The double diaphragm pump according to any one of the above. 6. Each said piston rod (66, 68) is connected to a plate (76, 78) vulcanized and hardened in said diaphragm (26, 28), and said each said diaphragm (26, 28) is connected to said plate. A dual diaphragm pump according to any one of claims 1 to 5, characterized in that it is fixed between (76, 78) and a disc (80, 82) mounted on each piston rod (66, 68). 7. A communication line (6) is provided on the opposite side of the discharge space (34, 36) to the diaphragm (26, 28).

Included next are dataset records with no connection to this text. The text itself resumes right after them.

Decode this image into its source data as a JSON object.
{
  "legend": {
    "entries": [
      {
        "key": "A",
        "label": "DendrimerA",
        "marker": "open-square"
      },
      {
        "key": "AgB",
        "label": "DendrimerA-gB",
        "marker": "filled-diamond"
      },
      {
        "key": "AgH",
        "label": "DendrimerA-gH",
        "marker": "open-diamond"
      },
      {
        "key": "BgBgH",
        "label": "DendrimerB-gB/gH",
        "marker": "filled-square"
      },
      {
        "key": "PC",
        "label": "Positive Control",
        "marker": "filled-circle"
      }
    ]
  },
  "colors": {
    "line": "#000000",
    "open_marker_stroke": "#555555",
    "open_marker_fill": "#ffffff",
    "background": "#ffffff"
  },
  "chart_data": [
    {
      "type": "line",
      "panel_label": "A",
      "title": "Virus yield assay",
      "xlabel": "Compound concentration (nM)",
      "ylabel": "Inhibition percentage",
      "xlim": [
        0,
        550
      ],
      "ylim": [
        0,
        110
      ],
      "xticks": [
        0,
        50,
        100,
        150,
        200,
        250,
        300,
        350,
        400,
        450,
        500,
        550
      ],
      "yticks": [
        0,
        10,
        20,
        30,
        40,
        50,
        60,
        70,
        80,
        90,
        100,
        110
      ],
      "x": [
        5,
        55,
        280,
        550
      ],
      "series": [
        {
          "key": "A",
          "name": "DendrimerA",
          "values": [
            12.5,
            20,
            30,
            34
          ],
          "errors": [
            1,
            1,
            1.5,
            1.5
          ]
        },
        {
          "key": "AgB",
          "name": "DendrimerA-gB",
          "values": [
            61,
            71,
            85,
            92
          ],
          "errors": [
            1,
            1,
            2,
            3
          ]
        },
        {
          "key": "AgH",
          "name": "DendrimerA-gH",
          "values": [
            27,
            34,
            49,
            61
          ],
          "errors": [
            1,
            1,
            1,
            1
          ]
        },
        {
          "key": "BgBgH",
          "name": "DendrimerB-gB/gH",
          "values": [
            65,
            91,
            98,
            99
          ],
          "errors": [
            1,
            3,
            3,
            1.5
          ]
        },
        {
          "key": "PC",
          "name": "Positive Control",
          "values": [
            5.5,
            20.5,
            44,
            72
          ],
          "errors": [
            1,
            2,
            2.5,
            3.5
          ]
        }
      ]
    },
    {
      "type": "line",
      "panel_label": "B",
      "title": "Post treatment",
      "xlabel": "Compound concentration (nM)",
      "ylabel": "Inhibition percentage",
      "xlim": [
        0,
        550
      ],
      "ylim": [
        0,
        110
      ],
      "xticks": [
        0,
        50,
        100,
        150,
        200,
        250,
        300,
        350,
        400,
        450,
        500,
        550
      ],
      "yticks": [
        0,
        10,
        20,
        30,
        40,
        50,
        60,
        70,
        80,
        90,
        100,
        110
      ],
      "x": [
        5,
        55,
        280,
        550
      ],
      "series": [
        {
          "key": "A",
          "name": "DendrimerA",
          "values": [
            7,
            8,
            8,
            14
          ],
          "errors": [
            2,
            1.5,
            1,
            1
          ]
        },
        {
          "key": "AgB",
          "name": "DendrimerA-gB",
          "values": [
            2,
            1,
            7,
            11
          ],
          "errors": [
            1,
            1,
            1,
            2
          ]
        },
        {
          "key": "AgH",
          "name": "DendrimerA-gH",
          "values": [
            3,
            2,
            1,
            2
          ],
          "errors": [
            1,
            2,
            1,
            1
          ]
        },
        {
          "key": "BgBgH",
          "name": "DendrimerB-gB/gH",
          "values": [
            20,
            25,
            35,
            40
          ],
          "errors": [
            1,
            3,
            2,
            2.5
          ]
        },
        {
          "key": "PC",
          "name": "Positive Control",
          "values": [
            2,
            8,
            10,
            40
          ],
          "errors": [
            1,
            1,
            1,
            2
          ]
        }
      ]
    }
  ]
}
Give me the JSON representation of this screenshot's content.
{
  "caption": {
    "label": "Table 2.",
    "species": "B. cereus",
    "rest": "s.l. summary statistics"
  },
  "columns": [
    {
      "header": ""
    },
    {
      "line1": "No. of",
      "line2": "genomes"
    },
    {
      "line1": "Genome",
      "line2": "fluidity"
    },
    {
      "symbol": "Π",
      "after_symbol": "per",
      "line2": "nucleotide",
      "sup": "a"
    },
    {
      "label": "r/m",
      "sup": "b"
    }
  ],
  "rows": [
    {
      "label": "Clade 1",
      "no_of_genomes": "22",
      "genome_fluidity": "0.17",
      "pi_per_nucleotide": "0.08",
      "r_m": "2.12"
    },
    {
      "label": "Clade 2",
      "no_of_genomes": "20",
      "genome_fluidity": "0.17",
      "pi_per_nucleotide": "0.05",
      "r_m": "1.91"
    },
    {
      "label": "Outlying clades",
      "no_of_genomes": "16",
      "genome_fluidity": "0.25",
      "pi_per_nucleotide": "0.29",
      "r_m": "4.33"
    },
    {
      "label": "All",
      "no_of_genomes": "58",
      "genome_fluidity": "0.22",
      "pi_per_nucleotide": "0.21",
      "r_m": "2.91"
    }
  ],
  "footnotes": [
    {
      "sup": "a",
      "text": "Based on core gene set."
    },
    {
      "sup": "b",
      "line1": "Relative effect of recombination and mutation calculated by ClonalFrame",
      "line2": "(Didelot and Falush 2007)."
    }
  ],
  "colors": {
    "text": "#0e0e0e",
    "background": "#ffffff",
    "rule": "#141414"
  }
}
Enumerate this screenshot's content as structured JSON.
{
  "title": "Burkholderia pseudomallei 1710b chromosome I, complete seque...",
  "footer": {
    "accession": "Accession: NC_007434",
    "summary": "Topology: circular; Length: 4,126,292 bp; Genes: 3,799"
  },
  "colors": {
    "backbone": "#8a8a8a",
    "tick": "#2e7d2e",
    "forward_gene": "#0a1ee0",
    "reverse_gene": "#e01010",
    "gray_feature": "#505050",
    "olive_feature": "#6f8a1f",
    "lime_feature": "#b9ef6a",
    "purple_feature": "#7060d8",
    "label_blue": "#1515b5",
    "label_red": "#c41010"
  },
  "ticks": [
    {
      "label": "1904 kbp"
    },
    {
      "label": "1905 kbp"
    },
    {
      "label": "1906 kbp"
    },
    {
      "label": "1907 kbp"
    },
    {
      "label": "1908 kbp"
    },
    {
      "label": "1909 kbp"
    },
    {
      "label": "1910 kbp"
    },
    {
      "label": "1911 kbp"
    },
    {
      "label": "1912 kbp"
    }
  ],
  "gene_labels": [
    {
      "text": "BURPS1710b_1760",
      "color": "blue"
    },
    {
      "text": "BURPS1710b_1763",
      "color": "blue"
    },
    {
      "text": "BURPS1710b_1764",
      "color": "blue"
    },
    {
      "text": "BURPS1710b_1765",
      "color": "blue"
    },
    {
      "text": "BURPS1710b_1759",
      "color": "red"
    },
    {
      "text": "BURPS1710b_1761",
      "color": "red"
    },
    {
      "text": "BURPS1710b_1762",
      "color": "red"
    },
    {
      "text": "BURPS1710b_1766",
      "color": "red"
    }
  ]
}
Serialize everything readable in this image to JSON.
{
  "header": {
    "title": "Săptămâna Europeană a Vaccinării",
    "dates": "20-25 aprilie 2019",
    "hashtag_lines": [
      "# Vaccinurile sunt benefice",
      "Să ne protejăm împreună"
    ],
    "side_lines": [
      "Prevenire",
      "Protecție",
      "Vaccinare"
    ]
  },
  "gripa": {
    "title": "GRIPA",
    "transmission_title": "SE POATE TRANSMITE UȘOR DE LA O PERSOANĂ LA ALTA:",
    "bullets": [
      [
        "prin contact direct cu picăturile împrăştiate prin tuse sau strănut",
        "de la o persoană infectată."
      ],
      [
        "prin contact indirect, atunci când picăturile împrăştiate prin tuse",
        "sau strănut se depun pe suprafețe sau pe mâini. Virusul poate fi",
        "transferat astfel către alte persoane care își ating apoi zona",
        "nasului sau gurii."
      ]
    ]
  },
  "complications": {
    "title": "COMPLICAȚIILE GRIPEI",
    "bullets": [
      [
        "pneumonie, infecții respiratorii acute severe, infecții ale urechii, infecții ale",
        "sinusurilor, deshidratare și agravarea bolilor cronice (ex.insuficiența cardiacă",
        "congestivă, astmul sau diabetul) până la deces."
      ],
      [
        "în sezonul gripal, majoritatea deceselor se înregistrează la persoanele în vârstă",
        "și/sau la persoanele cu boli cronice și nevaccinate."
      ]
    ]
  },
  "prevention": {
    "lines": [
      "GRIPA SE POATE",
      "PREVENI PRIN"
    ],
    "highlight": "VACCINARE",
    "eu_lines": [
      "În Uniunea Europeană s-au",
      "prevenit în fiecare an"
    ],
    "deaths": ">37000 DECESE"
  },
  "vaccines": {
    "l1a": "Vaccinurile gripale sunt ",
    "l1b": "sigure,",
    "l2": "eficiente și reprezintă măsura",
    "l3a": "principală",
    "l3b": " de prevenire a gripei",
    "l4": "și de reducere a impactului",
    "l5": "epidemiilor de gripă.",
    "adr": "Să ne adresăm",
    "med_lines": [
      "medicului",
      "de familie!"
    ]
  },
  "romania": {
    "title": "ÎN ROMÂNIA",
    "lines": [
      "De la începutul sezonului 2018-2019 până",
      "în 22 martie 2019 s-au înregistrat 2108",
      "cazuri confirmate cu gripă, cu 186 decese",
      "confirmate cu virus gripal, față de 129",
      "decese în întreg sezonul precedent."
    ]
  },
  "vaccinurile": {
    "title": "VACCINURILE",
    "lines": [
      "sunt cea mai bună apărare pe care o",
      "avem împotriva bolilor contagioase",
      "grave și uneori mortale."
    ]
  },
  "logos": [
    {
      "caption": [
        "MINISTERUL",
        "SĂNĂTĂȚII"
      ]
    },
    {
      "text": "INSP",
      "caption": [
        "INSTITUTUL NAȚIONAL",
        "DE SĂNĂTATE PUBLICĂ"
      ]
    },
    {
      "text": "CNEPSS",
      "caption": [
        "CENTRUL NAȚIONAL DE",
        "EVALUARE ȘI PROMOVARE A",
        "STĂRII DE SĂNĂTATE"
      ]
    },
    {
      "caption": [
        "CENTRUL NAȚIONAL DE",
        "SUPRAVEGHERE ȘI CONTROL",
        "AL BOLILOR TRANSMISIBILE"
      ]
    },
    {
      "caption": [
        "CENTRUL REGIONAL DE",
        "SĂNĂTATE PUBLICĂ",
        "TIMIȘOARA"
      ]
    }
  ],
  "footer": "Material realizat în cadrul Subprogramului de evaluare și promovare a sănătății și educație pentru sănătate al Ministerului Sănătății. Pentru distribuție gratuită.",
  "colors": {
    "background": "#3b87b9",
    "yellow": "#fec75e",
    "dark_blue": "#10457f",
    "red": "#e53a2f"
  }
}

The double diaphragm pump according to any one of claims 1 to 6, wherein the multiple diaphragm pumps communicate with each other via (2). 8. The compound according to claim 1, wherein an opposite side of the discharge space (34, 36) with respect to the diaphragm is monitored by a pressure sensor or another detector. Diaphragm pump. 9. The housing (10) has a flange (1).
4,16) and the flange (1
4 and 16) are connected to the housing (10) by spherical wall portions (18 and 20).
The double diaphragm pump according to any one of claims 1 to 8, wherein a stroke of the diaphragm (8, 20) limits a stroke of the diaphragm (26, 28).